Chicago’s Black Communities Hit Hardest In Opioid OverdosesBy Lakeidra Chavis
Chicago’s Black Communities Hit Hardest In Opioid OverdosesBy Lakeidra Chavis
At JR’s Plaza Hotel in Chicago’s West Garfield Park neighborhood, you can rent a room by the hour, the day, or the week.
Families in between permanent homes sometimes stay there. Every now and again, children run up and down the narrow hallways.
Folks in the community know it as a place for prostitution and drug use. Since 2015, 10 people have fatally overdosed at the hotel, according to city data.

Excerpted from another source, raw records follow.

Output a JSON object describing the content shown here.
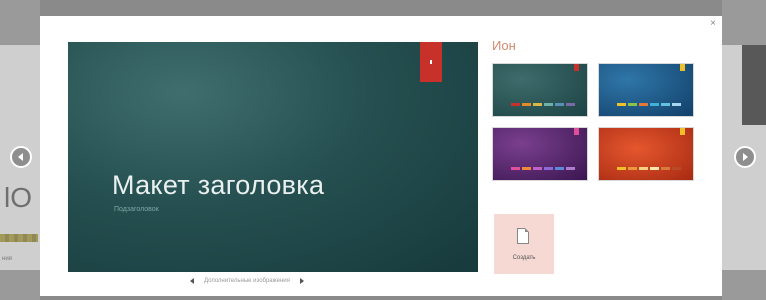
{
  "dialog": {
    "close_symbol": "×",
    "theme_name": "Ион",
    "preview": {
      "title": "Макет заголовка",
      "subtitle": "Подзаголовок",
      "accent_color": "#c8302a"
    },
    "pager_label": "Дополнительные изображения",
    "create_label": "Создать",
    "variants": [
      {
        "name": "variant-teal",
        "bg": "radial-gradient(ellipse at 30% 30%, #3e6c6b, #1c4244)",
        "tab": "#c8302a",
        "swatches": [
          "#c8302a",
          "#e08a2a",
          "#d6b84a",
          "#6fb0a8",
          "#5a8fb6",
          "#7a6aa8"
        ]
      },
      {
        "name": "variant-blue",
        "bg": "radial-gradient(ellipse at 30% 30%, #2f76a8, #12406a)",
        "tab": "#f0c02a",
        "swatches": [
          "#f0c02a",
          "#8bc34a",
          "#e07a3a",
          "#3fb0d8",
          "#62c0e0",
          "#a8d8f0"
        ]
      },
      {
        "name": "variant-purple",
        "bg": "radial-gradient(ellipse at 30% 30%, #7a3f8e, #3a1650)",
        "tab": "#e0509a",
        "swatches": [
          "#e0509a",
          "#f08a3a",
          "#c060c8",
          "#8a6ad8",
          "#5a8ad8",
          "#b07ad0"
        ]
      },
      {
        "name": "variant-orange",
        "bg": "radial-gradient(ellipse at 40% 40%, #e4572e, #a82a12)",
        "tab": "#f0c02a",
        "swatches": [
          "#f0c02a",
          "#e89a3a",
          "#f5d080",
          "#fbe6b0",
          "#d87a3a",
          "#b84a2a"
        ]
      }
    ]
  },
  "backdrop": {
    "left_big_text": "lO",
    "left_small_text": "ния"
  },
  "nav": {
    "prev_icon": "chevron-left-icon",
    "next_icon": "chevron-right-icon"
  }
}
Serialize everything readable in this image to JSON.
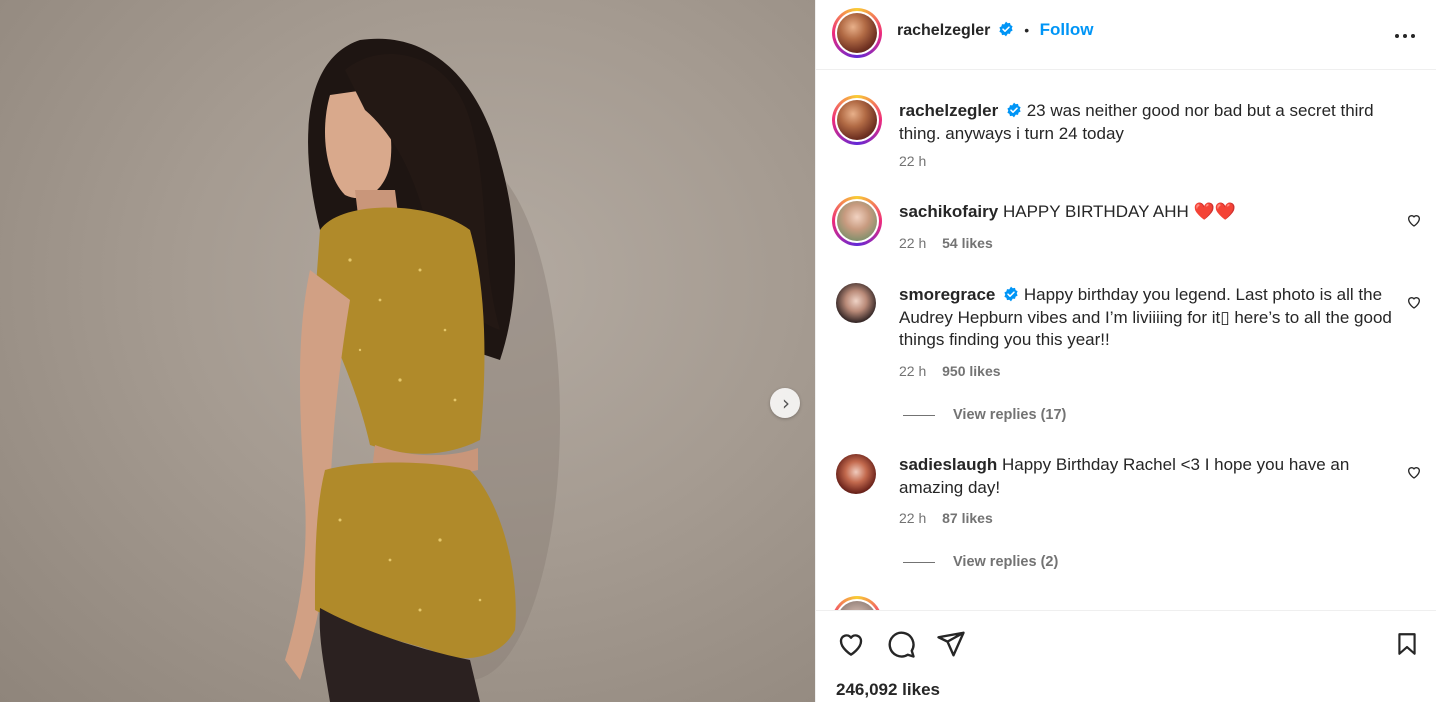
{
  "post": {
    "author": "rachelzegler",
    "follow_label": "Follow",
    "separator": "•",
    "caption": {
      "username": "rachelzegler",
      "text": "23 was neither good nor bad but a secret third thing. anyways i turn 24 today",
      "time": "22 h"
    },
    "likes_text": "246,092 likes"
  },
  "comments": [
    {
      "username": "sachikofairy",
      "verified": false,
      "text": "HAPPY BIRTHDAY AHH ❤️❤️",
      "time": "22 h",
      "likes": "54 likes"
    },
    {
      "username": "smoregrace",
      "verified": true,
      "text": "Happy birthday you legend. Last photo is all the Audrey Hepburn vibes and I’m liviiiing for it▯ here’s to all the good things finding you this year!!",
      "time": "22 h",
      "likes": "950 likes",
      "replies": "View replies (17)"
    },
    {
      "username": "sadieslaugh",
      "verified": false,
      "text": "Happy Birthday Rachel <3 I hope you have an amazing day!",
      "time": "22 h",
      "likes": "87 likes",
      "replies": "View replies (2)"
    }
  ],
  "colors": {
    "accent": "#0095f6",
    "verified": "#0095f6",
    "text": "#262626",
    "muted": "#737373",
    "outfit": "#b08a2a"
  },
  "icons": {
    "like": "heart-icon",
    "comment": "comment-bubble-icon",
    "share": "paper-plane-icon",
    "save": "bookmark-icon",
    "more": "more-horizontal-icon",
    "next": "chevron-right-icon"
  },
  "next_glyph": "›"
}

One of those people was Kyle Townsend. He died in room 202 in April 2017.
Empty blue plastic baggies were found on the nightstand in his room, along with three small unidentified rocks on the floor, according to the police report.
He’d overdosed on a mix of cocaine, heroin, and fentanyl, according to an autopsy performed by the Cook County medical examiner’s office.
Willie Dunmore owns the hotel and said most of his customers just need a place to stay.
“We don’t know what they’re going to do. If they’re taking drugs or if they’re going to overdose — we don’t know,” Dumore said. “If we knew they had drugs, they couldn’t come in.”
While much of the narrative around America’s opioid crisis has been focused on how it has impacted white, suburban communities, the JR Plaza Hotel in the predominantly African-American neighborhood is an example of how the problem has hit blacks especially hard in Chicago.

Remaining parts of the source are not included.